# PCI Karte für Joystick?



## server (8. Februar 2005)

Hi,

Mein bruder hat einen Joystick mit einem 15 poligen Anschluss. Leider hat sein PC keinen solchen Anschluss am Mainboard. Daher meine Frage, gibt es PCI Karten, die diesen Ausgang haben? Wenn ja, wie heissen solchen Karten? Oder gibt es nur die Lösung über den USB Anschluss zu gehen?

mfg
Server


----------



## Dennis Wronka (8. Februar 2005)

Diese Karten nennen sich Gamecard, aber es gibt auch eine Moeglichkeit den an den USB-Port anzuschliessen.
Bei meinem Wingman Attack war ein Adapter vom Joystick-Port auf USB dabei.

Frueher gab's den Port auch auf Soundkarten, aber wie's aussieht ist das heutzutage nicht mehr der Fall.

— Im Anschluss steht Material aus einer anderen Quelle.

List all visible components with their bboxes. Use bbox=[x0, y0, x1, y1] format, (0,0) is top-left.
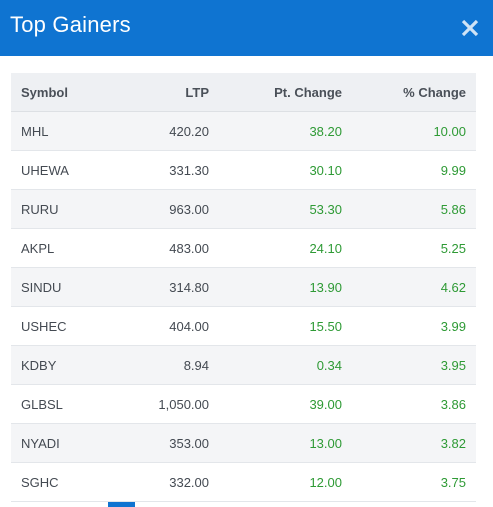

Ich denk mal es gibt noch Ausnahmen, aber die muss man dann erstmal finden.  Besonders wo ja viele auch einfach "nur" Onboard-Sound haben.


----------



## Helmut Klein (9. Februar 2005)

Solche Anschlüsse finden sich i.d.R. auf Soundkarten. 
Meine SB Live 5.1 z.B. hat so einen  Anschluss.


----------